La dernière muse et avant.
« Araki Nobuyoshi », Éditions Gallimard publiée sous la direction de Jérôme Neutres, 304 pages, 39,90 euros et aussi « KaoRi », Chez Higgins, Montreuil.
Exposition au Musée Guimet du 13 avril au 5 septembre 2016.
Araki s’est souvent plaint que dans l’art contemporain il y avait trop de robots et pas assez de chair. L’artiste a toujours su rétablir l’équilibre. Et ne s’en est pas priver. Chair humaine (féminine) et pulpe des fleurs sont des épitaphes contre la fin du monde. Cela n’est pas nouveau chez lui : « À peine sorti du vagin de ma mère, je me suis retourné pour le photographier!» déclarait-il avec son humour.
Sidéré par le sexe, le désir, la vie et la mort, pour l’artiste la femme est le seul sujet (avec les fleurs qui lui servent de métaphores) : elle est captées libre ou ligotée par celui qui reste un des maîtres du bondage nippon contemporain. Il a trouvé dans KaoRi sa dernière muse.
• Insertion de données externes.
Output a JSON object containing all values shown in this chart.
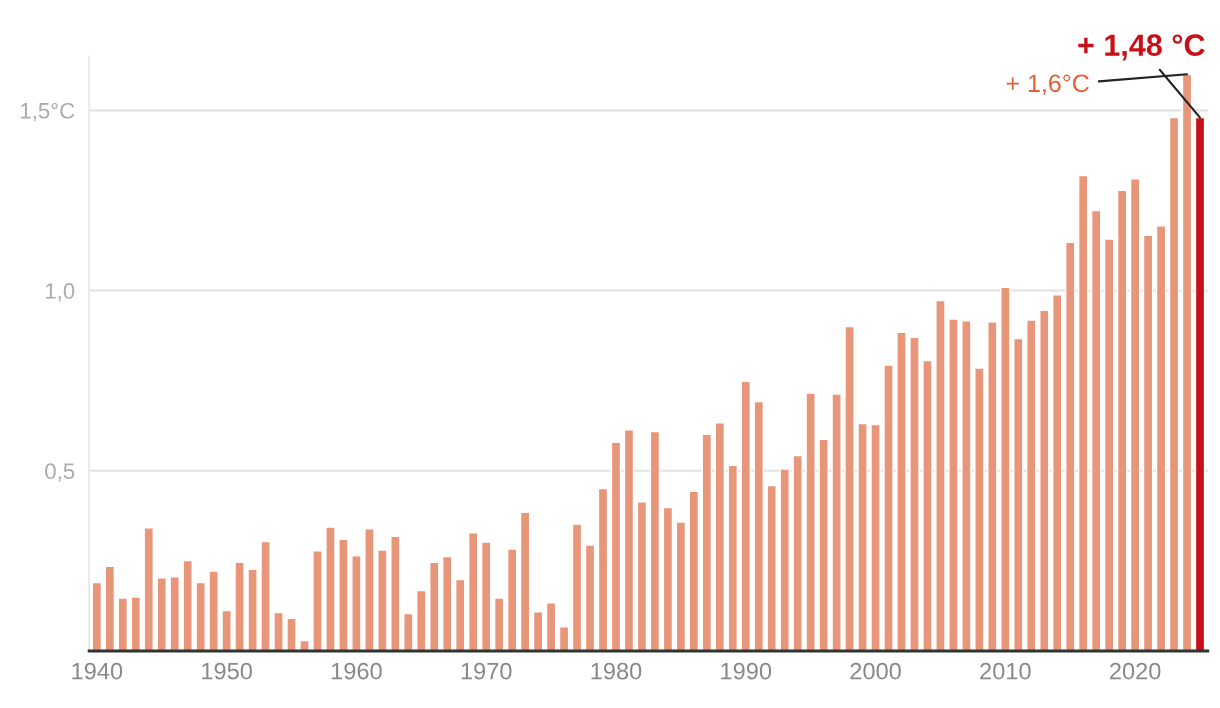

Manière d’oublier Yoko Aoki l’épouse dont il raconta en image le voyage de nonce comme celui du départ. Avec KaoRi il multiplia les techniques afin de réaliser ses prises de manière compulsive allant jusqu’à prendre des centaines d’images en un seul jour de son dernier « printemps ».
Le bondage reste pour lui un moyen de ficeler le réel plus que ses modèles : « c’est parce que les âmes sont intouchables que je veux ficeler le visible. En prendre possession pour moi seul» dit celui pour lequel le médium et les techniques de prises deviennent les préliminaires de l’amour. Preuve que la femme pour elle n’a rien d’un spectre. Néanmoins chaque photographie devient les moments d’opérations pour atteindre la complétude qui porte au delà de la souffrance. Surgissent le silence de l’âme et surtout le bruit de l’inconscient qui trouvent enfin ses propres images. Le désir sort par le ventre, le visage. Il a besoin dans une telle œuvre d’espace, de rencontre. Il ne se complait pas en lui-même. Le corps en déborde. Et Araki fait entrer dans de flux d’existence.
Dès lors KaoRi lance son corps (en connivence avec l’artiste) comme un coup de dés. Chaque fois il fait trembler les sphères d’en bas, la terre d’en haut. L’artiste oblige à chercher où est le corps, le « vrai », où sont sa sensibilité, son être. Les photographies figurent comment le corps à de quoi exister : à la fois par l’idée et la caresse. Elles deviennent l’activité qui montre ce dont le corps est plein. C’est pourquoi il est parfois est balafré, troué, ouvert et recouvert. Oui il ose être ouvert, discerné afin que chacun ne vive plus sans exister.